Alors, le cas "300"... Par quoi commencer ?
Allez, par les choses qui fachent... D'abord l'"idéologie" (je mets le terme entre guillemets, parce qu'au fond, je ne pense pas que le film ait vraiment d'idéologie...) Alors, c'est simple, vous ne serez jamais perdus :
Blanc, hétéro qui crie très fort et fait jouir sa femme 5 fois en une nuit : chef des gentils
Blanc, hétéro qui rit très fort aux blagues du chef : gentil
Blanc soupçonné d'être efféminé : gentil mais nul
Laid : traitre
Foncé (noir, arabe, perse, au choix) : méchant
Foncé, laid : gros méchant
Foncé et transexuel : uberméchant !
Bref, une belle "carte du coeur" d'un simplisme total, mais néanmoins rassurante pour le public visé, à savoir des garçons ados pas encore très en confiance avec leur héterosexualité !

Il y a quand même un personnage qui casse ce schéma, ne soyons pas vache...
Personnellement, plus que de l'idéologie, j'y vois surtout de la pose, des facilités pour recevoir l'adhésion du plus grand nombre au niveau de l'identification. Pour poursuivre la polémique sur les "boy lovers" athéniens, rappelons que l'éducation militaire grecque en général (et pas seulement à Athènes) encourageait l'homosexualité entre jeunes soldats, y compris à Sparte ! Bref, là-dessus "300" est totalement anti-historique, mais cela permet à nouveau de faciliter l'adhésion du plus grand nombre. Contrairement à ce qu'a fait Stone dans "Alexandre" par exemple... Soit dit en passant, je ne vois pas en quoi "surhomme nitzchéen = gros biscotos et super hétéro". C'est simpliste comme approche... Ensuite l'imagerie du film pour les Spartes est elle-même assez ambigue : corps imberbe et musclé, slip de cuir noir (les guerriers de l'époque était théoriquement en cuirasse ! Peut-être une influence du célèbre "Léonidas aux Thermopyles" de David, accroché au Louvre, où les spartiates ne potent que leurs casques, leurs armes et leurs capes...).

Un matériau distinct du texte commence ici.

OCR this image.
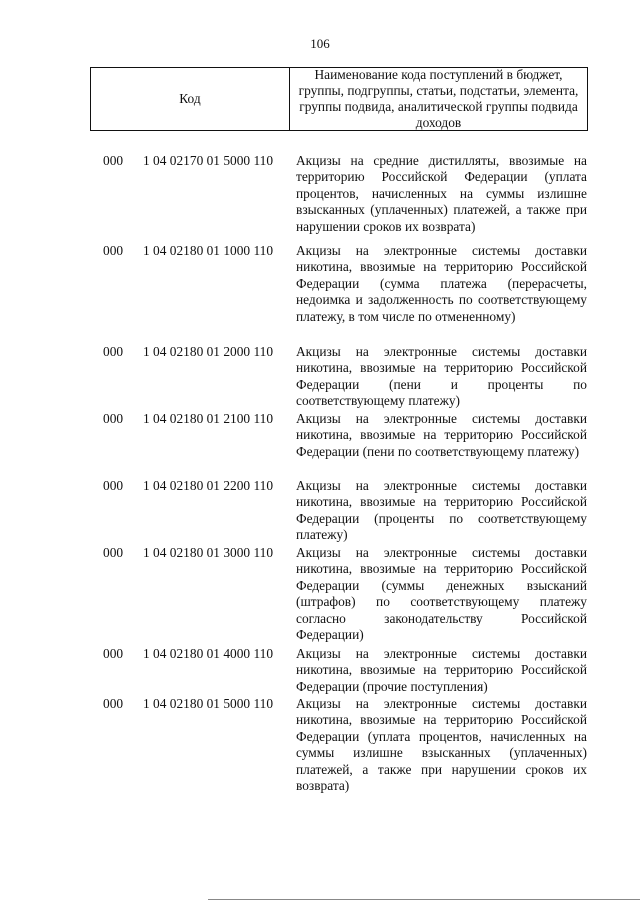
106
Код
Наименование кода поступлений в бюджет, группы, подгруппы, статьи, подстатьи, элемента, группы подвида, аналитической группы подвида доходов
000	1 04 02170 01 5000 110	Акцизы на средние дистилляты, ввозимые на территорию Российской Федерации (уплата процентов, начисленных на суммы излишне взысканных (уплаченных) платежей, а также при нарушении сроков их возврата)
000	1 04 02180 01 1000 110	Акцизы на электронные системы доставки никотина, ввозимые на территорию Российской Федерации (сумма платежа (перерасчеты, недоимка и задолженность по соответствующему платежу, в том числе по отмененному)
000	1 04 02180 01 2000 110	Акцизы на электронные системы доставки никотина, ввозимые на территорию Российской Федерации (пени и проценты по соответствующему платежу)
000	1 04 02180 01 2100 110	Акцизы на электронные системы доставки никотина, ввозимые на территорию Российской Федерации (пени по соответствующему платежу)
000	1 04 02180 01 2200 110	Акцизы на электронные системы доставки никотина, ввозимые на территорию Российской Федерации (проценты по соответствующему платежу)
000	1 04 02180 01 3000 110	Акцизы на электронные системы доставки никотина, ввозимые на территорию Российской Федерации (суммы денежных взысканий (штрафов) по соответствующему платежу согласно законодательству Российской Федерации)
000	1 04 02180 01 4000 110	Акцизы на электронные системы доставки никотина, ввозимые на территорию Российской Федерации (прочие поступления)
000	1 04 02180 01 5000 110	Акцизы на электронные системы доставки никотина, ввозимые на территорию Российской Федерации (уплата процентов, начисленных на суммы излишне взысканных (уплаченных) платежей, а также при нарушении сроков их возврата)
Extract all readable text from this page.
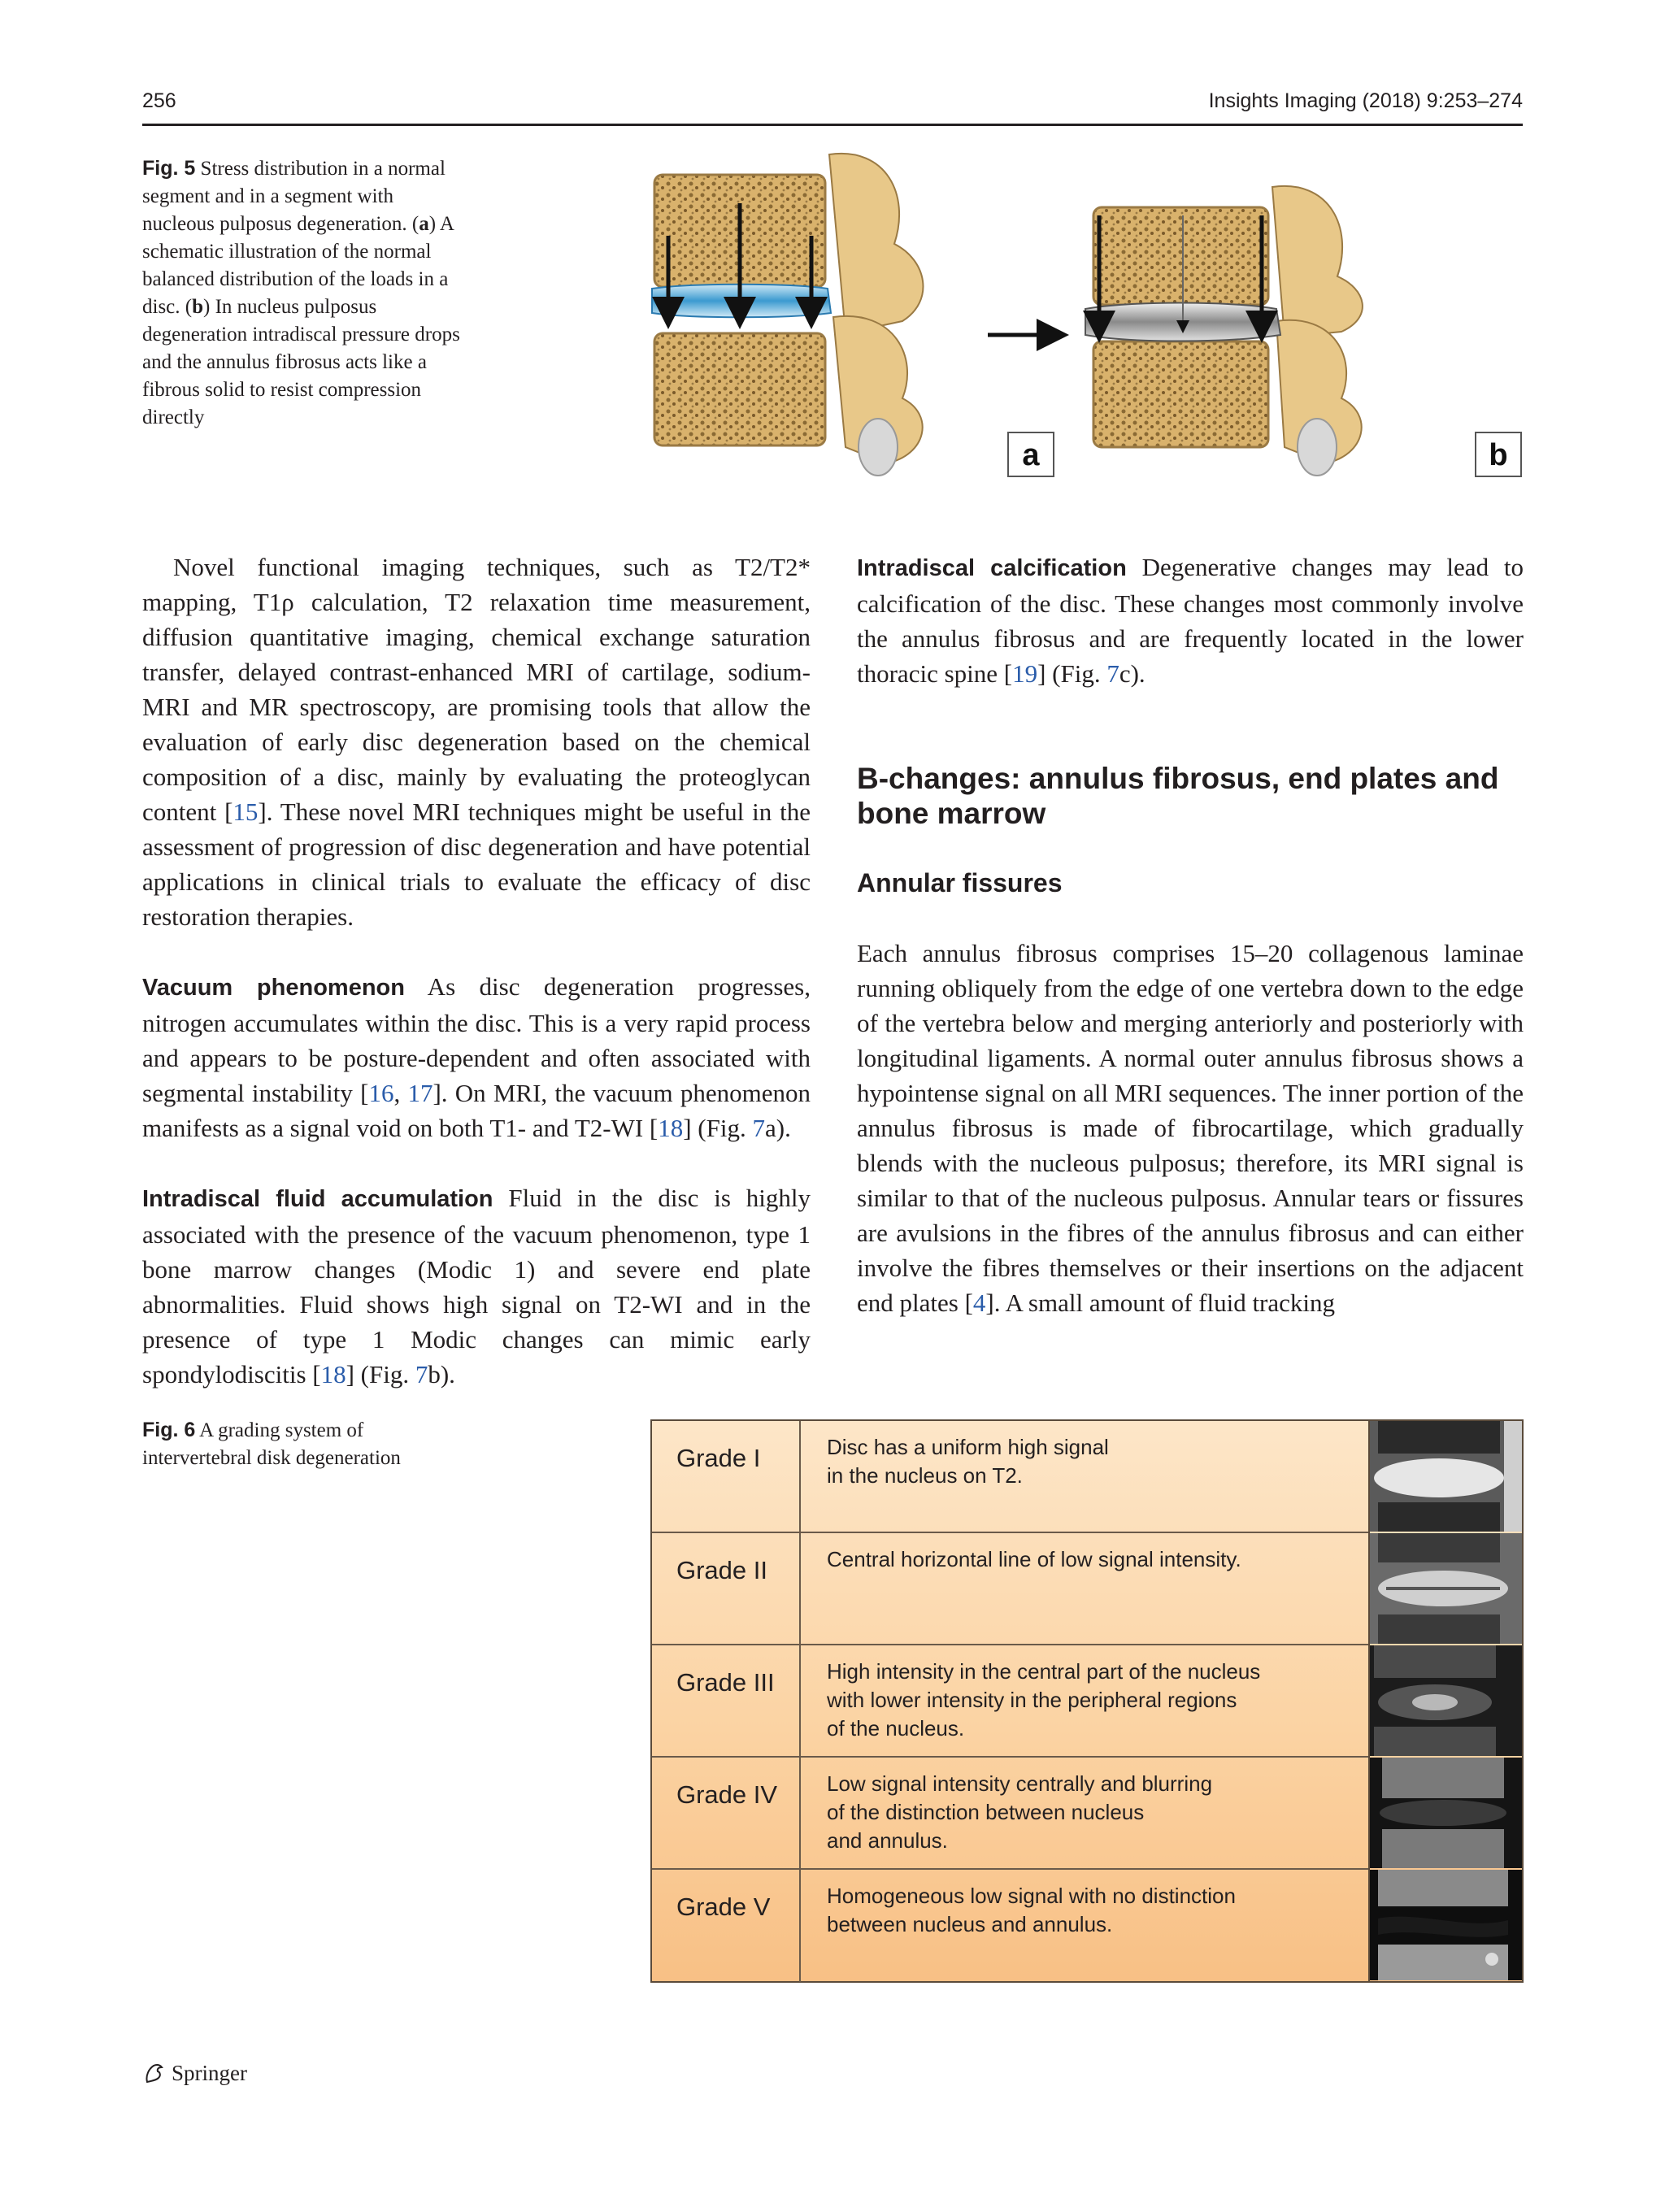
256	Insights Imaging (2018) 9:253–274
Fig. 5 Stress distribution in a normal segment and in a segment with nucleous pulposus degeneration. (a) A schematic illustration of the normal balanced distribution of the loads in a disc. (b) In nucleus pulposus degeneration intradiscal pressure drops and the annulus fibrosus acts like a fibrous solid to resist compression directly
a	b

Novel functional imaging techniques, such as T2/T2* mapping, T1ρ calculation, T2 relaxation time measurement, diffusion quantitative imaging, chemical exchange saturation transfer, delayed contrast-enhanced MRI of cartilage, sodium-MRI and MR spectroscopy, are promising tools that allow the evaluation of early disc degeneration based on the chemical composition of a disc, mainly by evaluating the proteoglycan content [15]. These novel MRI techniques might be useful in the assessment of progression of disc degeneration and have potential applications in clinical trials to evaluate the efficacy of disc restoration therapies.

Vacuum phenomenon As disc degeneration progresses, nitrogen accumulates within the disc. This is a very rapid process and appears to be posture-dependent and often associated with segmental instability [16, 17]. On MRI, the vacuum phenomenon manifests as a signal void on both T1- and T2-WI [18] (Fig. 7a).

Intradiscal fluid accumulation Fluid in the disc is highly associated with the presence of the vacuum phenomenon, type 1 bone marrow changes (Modic 1) and severe end plate abnormalities. Fluid shows high signal on T2-WI and in the presence of type 1 Modic changes can mimic early spondylodiscitis [18] (Fig. 7b).

Intradiscal calcification Degenerative changes may lead to calcification of the disc. These changes most commonly involve the annulus fibrosus and are frequently located in the lower thoracic spine [19] (Fig. 7c).

B-changes: annulus fibrosus, end plates and bone marrow

Annular fissures

Each annulus fibrosus comprises 15–20 collagenous laminae running obliquely from the edge of one vertebra down to the edge of the vertebra below and merging anteriorly and posteriorly with longitudinal ligaments. A normal outer annulus fibrosus shows a hypointense signal on all MRI sequences. The inner portion of the annulus fibrosus is made of fibrocartilage, which gradually blends with the nucleous pulposus; therefore, its MRI signal is similar to that of the nucleous pulposus. Annular tears or fissures are avulsions in the fibres of the annulus fibrosus and can either involve the fibres themselves or their insertions on the adjacent end plates [4]. A small amount of fluid tracking

Fig. 6 A grading system of intervertebral disk degeneration	Grade I	Disc has a uniform high signal
in the nucleus on T2.
Grade II	Central horizontal line of low signal intensity.
Grade III	High intensity in the central part of the nucleus
with lower intensity in the peripheral regions
of the nucleus.
Grade IV	Low signal intensity centrally and blurring
of the distinction between nucleus
and annulus.
Grade V	Homogeneous low signal with no distinction
between nucleus and annulus.
Springer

Et que dire de la fin de la bataille qui se vautre dans une imagerie pour le moins très "Saint-Sébastien" ! Bref, simplisme et ambiguité sont de mises,ce qui donne un côté paradoxal à cette approche de la bataille des Thermopyles... On peut parler d'un axe répulsion-attraction en l'occurence...
Plus cinématographiquement : après un début assez remarquable, quand la bataille commence - au bout de trente minutes - le film tend à manquer d'unité. On 'est plus en présence d'une suite de vignettes collées les unes derrière les autres que d'un film porté par une impulsion narrative forte et homogène. Le rythme est répétitif, on passe souvent du coq à l'âne, on subit une voix off pénible qui tente de lier tout ça, on peine se fixer dans le temps (combien de temps dure la bataille ? 3 jours, je sais, mais c'est difficile à comprendre en voyant le métrage). Surtout le film reste froid, non pas vraiment par sa forme, mais par son traitement des personnages qui peinent à exister : les scènes de dialogues sont rares, pas toujours réussies. Les seuls passages prenant un peu de chair sont ceux avec Gorgo restée à Sparte (absents de la BD si je me souviens bien)... On en vient même à se dire que les spartiates étaient un peu des gros cons sans intérêt. Pour un film censé leur rendre hommage, c'est raté! Il me semble que sur ces points, le film des années 60, loin d'être parfait, était plus réussi. On comprenait les motivations des combattants, ils avaient une âme... Ici, c'est nettement moins le cas... Il faut aussi dire que l'interprétation est moyenne (à part pour le bossu, le seul qui se défend). Les spartes ont l'air d'avoir pris des cours dramatiques sur un ring de catch, Xerxes est plus ridicule que terrifiant...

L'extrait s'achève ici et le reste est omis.